As noted above, if it is not obvious that an employee has the common cold or flu (e.g., where a healthcare provider has not diagnosed the employee as having one of these illnesses), the employer should go about assessing whether the employee's illness is the cold or flu or some other illness with similar symptoms using the same techniques that would be used if it is not obvious whether the event or exposure precipitating an injury or illness occurred in the work environment or occurred away from work. See § 1904.5(b)(3). Specifically, the employer should evaluate the employee's work environment and job duties to make a reasonable determination of whether the employee is suffering from the common cold or the flu (just like they would assess whether a given illness and injury is work-related). In this situation, the employer would consider the employee report of illness, the presence and risk of exposure to hazardous substances or chemicals in the employee's job, and other available information to determine work-relationship, and such evaluation may include consultation with a healthcare professional.

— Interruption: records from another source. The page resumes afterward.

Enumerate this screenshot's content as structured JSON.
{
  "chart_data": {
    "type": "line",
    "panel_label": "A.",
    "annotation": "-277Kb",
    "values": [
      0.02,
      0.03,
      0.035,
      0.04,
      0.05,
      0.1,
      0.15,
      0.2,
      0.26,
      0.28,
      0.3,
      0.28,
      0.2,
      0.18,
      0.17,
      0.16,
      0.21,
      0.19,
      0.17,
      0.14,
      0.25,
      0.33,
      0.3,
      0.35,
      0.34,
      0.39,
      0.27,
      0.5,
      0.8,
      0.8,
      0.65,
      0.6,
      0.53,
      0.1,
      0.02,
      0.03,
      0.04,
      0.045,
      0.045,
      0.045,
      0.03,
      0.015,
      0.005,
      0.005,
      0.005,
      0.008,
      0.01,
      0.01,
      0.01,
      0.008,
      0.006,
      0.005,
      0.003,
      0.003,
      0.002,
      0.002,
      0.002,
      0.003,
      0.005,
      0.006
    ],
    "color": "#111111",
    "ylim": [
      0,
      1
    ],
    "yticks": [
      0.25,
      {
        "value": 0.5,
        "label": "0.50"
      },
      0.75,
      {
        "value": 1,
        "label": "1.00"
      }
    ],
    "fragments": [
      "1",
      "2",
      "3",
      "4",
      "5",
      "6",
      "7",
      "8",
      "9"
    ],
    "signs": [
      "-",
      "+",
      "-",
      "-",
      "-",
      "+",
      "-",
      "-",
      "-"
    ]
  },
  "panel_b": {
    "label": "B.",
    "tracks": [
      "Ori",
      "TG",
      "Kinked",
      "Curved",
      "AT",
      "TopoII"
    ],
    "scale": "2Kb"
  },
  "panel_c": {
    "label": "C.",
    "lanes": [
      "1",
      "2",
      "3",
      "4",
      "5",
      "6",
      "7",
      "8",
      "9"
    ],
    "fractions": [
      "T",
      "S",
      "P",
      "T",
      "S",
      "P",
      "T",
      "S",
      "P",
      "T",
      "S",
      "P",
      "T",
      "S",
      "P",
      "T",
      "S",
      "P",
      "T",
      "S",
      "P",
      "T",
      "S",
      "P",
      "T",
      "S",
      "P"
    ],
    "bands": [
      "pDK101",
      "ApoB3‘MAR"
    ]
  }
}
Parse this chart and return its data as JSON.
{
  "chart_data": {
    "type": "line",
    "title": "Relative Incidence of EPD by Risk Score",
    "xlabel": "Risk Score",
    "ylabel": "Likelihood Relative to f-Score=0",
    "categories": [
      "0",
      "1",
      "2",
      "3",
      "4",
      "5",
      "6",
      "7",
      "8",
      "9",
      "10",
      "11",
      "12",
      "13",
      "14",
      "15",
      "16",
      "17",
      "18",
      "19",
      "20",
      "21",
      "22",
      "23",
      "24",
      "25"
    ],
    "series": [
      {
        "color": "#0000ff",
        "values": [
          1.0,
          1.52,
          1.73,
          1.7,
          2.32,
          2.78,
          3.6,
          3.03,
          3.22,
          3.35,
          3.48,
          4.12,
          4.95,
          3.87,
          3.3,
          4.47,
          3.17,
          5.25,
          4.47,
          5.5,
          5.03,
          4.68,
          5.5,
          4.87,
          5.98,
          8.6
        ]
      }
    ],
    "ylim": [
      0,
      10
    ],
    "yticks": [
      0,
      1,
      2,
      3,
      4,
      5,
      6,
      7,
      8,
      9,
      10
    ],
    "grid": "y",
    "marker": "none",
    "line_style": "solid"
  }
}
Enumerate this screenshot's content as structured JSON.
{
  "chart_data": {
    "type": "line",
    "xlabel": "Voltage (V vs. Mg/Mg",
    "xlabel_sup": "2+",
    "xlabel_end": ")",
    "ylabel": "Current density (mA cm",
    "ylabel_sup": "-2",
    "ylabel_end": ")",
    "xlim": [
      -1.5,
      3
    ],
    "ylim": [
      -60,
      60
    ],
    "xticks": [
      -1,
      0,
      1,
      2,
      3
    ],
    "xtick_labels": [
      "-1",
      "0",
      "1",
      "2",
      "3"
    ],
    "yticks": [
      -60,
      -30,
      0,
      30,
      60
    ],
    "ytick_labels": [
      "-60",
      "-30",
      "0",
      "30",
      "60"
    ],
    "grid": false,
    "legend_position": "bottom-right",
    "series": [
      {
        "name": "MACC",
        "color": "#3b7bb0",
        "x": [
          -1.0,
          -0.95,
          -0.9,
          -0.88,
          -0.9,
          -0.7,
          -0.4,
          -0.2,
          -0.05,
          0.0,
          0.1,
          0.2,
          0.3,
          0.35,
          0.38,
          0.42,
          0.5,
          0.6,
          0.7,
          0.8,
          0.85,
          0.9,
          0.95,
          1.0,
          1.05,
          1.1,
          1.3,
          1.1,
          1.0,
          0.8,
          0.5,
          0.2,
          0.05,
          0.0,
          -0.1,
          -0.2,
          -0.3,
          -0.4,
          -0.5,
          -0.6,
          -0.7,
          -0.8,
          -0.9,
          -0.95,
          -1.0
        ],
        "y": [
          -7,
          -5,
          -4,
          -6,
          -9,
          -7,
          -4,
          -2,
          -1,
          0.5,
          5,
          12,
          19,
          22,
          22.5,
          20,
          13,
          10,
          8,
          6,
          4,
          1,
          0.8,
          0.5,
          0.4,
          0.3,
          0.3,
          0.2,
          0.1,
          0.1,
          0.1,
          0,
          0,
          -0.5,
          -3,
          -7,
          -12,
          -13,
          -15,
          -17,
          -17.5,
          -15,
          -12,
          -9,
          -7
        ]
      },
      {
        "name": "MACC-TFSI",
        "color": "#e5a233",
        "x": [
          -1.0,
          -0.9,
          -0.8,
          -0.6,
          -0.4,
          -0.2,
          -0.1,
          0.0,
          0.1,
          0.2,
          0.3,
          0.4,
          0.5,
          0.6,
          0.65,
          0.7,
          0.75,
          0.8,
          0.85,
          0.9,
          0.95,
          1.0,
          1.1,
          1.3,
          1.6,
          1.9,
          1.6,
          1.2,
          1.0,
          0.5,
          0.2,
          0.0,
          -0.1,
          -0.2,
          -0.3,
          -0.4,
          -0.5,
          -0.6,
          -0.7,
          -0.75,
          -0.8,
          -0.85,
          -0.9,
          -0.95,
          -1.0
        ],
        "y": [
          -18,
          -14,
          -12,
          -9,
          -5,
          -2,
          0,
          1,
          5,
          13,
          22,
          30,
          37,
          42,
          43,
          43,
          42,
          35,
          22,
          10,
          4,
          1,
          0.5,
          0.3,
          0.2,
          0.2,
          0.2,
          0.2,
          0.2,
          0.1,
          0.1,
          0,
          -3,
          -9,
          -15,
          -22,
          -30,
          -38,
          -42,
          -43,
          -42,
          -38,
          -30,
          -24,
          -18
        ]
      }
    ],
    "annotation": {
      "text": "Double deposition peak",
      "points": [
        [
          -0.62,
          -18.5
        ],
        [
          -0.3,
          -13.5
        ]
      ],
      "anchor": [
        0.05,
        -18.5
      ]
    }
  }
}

In carrying out the responsibility to make an accurate and good faith determination about the recordability of any underlying injury or illness which is causing an employee to experience cold or flu like symptoms, the employer should generally not rely exclusively on an employee's initial report of cold or flu like symptoms by itself to establish that the illness is the common cold or flu. Rather, the employer should make sure to consider any information that may come to light after the employee's initial report.
OSHA notes that employers may seek and consider an opinion from a physician or other licensed healthcare professional in determining whether an employee's illness is the common cold or flu. However, the ultimate responsibility for making this determination rest with the employer. This responsibility includes ensuring that an advisory physician's opinion is based on all available information and application of relevant part 1904 recording criteria.
We hope you find this information helpful. OSHA requirements are set by statute, standards, and regulations. Our interpretation letters explain these requirements and how they apply to particular circumstances, but they cannot create additional employer obligations. This letter constitutes OSHA's interpretation of the requirements discussed. Note that our enforcement guidance may be affected by changes to OSHA rules. Also, from time to time we update our guidance in response to new information. To keep appraised of such developments, consult OSHA's website at http://www.osha.gov.
Sincerely,
Lee Anne Jillings, Director
Directorate of Technical Support and Emergency Management
1 Note that the exception for the common cold or flu is one of nine situations where an injury or illness occurs in the work environment and is not considered work-related (and therefore is not recordable). See § 1904.5(b)(2).